Nat expressions also support multiplication. Multiplication binds tighter than addition, so M + N * P is parsed as M + (N * P). Mixed expressions are normalized to canonical polynomial form.

Expression-Based Indexing¶

Index arguments can be arbitrary integer expressions, not just loop variables. This enables patterns like finite differences where you need to access adjacent elements:

// Finite differences: values[i + 1] - values[i]
param values: Velocity[4] = for i: range(4) { 1.0 m/s };
node diffs: Velocity[3] = for i: range(3) { @values[i + 1] - @values[i] };

The compiler statically verifies bounds when possible.

Expression-based indexing supports:

• Addition with literals: v[i + 1], v[i + 2] -- bounds are checked at compile time
• Arbitrary integer expressions: v[some_expr] -- evaluated at runtime

Composing Nat Ranges with Named Indexes¶

Nat range indexes compose freely with named indexes:

index Phase = { Launch, Cruise };

node data: Dimensionless[3, Phase] = for i: range(3), p: Phase { 1.0 };

Required Indexes¶

An index can be declared without specifying its variants or range values. These are required indexes — they must be bound via a parameterized import when the file is used as a library.

Required Named Index¶

pub(bind) index Phase;

This declares a named index Phase with no variants. A file importing this library must bind it to a concrete named index.

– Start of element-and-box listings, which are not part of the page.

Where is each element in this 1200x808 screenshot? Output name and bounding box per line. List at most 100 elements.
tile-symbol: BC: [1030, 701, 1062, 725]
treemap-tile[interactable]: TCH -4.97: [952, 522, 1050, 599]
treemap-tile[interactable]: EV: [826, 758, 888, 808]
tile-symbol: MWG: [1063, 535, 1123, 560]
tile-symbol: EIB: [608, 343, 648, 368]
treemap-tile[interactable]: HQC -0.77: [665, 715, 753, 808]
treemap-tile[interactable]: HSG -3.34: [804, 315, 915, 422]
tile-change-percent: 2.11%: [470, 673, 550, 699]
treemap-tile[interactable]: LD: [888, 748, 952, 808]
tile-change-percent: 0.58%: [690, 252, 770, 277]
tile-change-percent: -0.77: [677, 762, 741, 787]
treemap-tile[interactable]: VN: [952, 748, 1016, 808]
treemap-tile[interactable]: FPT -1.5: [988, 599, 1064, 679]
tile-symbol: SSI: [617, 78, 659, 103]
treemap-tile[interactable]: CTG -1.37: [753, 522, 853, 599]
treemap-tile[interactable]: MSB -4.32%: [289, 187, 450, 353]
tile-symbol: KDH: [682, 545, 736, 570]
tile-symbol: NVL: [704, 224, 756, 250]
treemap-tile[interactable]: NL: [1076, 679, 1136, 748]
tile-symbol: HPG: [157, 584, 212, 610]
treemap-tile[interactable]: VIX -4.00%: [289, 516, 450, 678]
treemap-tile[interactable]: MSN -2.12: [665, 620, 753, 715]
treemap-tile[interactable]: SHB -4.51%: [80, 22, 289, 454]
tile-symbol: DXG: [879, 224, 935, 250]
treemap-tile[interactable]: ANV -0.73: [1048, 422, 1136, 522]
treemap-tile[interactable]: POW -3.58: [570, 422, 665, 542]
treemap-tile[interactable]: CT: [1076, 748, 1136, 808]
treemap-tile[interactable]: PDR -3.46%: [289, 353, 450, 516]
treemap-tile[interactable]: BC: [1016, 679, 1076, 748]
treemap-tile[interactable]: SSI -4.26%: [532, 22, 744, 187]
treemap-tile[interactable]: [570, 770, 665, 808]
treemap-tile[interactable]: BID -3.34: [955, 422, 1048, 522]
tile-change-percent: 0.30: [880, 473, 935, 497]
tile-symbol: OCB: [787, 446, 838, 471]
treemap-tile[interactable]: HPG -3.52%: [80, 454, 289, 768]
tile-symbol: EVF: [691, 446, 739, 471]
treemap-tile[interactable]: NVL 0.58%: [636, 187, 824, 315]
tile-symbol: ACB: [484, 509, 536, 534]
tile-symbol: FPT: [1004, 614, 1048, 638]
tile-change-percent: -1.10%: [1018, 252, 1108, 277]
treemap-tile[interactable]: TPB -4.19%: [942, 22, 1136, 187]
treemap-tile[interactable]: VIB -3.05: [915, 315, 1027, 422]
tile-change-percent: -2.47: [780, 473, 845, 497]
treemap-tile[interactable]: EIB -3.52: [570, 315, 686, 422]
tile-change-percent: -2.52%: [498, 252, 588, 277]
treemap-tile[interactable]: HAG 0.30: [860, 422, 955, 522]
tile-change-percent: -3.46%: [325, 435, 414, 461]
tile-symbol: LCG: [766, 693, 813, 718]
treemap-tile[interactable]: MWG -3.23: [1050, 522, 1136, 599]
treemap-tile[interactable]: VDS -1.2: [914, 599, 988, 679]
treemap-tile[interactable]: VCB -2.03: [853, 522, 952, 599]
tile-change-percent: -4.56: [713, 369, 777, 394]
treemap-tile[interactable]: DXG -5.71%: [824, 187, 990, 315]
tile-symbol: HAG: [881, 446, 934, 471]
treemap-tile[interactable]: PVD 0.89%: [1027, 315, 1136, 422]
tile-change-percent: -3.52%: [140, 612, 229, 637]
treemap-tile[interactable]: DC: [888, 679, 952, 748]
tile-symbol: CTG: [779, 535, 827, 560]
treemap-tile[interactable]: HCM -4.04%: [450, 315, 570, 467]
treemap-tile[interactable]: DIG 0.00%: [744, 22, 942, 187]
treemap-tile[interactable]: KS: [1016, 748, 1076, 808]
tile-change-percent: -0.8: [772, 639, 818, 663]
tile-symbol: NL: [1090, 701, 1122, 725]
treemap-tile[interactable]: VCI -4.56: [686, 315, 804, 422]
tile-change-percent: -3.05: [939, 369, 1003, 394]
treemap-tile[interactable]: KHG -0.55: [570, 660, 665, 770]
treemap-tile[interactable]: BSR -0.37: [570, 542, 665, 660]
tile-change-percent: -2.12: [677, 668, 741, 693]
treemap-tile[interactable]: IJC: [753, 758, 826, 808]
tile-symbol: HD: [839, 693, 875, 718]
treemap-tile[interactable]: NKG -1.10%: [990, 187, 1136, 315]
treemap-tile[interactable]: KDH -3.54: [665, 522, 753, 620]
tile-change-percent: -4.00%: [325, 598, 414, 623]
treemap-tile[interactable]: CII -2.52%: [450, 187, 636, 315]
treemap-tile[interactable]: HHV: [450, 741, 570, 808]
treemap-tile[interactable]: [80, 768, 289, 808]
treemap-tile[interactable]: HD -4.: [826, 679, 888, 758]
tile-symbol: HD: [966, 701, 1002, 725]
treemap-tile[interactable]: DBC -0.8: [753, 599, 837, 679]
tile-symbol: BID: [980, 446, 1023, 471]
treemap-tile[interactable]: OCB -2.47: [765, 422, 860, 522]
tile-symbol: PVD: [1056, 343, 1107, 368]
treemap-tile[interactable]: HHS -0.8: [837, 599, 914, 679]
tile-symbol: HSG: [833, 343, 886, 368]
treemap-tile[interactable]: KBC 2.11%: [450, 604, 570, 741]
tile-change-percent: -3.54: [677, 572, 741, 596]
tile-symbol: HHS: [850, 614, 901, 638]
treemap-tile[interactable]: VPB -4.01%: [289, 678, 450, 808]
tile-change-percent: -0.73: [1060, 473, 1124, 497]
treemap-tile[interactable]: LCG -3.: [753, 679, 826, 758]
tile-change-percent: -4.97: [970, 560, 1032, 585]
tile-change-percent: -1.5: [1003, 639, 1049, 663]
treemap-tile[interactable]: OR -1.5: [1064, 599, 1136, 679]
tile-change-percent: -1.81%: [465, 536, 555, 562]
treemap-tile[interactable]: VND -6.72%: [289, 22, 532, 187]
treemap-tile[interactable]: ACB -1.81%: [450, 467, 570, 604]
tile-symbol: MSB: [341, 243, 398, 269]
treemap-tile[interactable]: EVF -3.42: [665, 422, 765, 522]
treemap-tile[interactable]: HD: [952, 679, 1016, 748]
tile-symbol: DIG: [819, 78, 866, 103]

Required indexes form the library's bindable interface and must carry pub(bind) (see Visibility and Bindability). Omitting the annotation — or writing plain pub — is error V002.

Required Range Index¶

pub(bind) index Step: Time;

This declares a range index Step constrained to have dimension Time. The importer must bind it to a concrete range index with the same dimension.

Using Required Indexes¶

Required indexes are used exactly like concrete indexes — in type annotations, for comprehensions, index access, match, and map/table literals:

pub(bind) index Phase;

param cost: Dimensionless[Phase];
pub node total: Dimensionless = sum(for p: Phase { @cost[p] });

The file cannot be evaluated standalone. It must be imported with a binding that supplies a concrete index (see Index Bindings).

unfold (Recurrence Relations)¶

unfold computes values over a range index where each value depends on the previous:

node x: Dimensionless[TimeStep] = unfold(@x0, |prev_t, t| @x[prev_t] * (1.0 + @rate * (t - prev_t)));

This is useful for time-stepping simulations and discrete dynamic systems.

Aggregation Over Any Index¶

Use aggregation functions directly on indexed values:

node total_dv: Velocity = sum(for m: Maneuver { @delta_v[m] });

Built-in aggregation functions (sum, min, max, mean, count) work with any index type.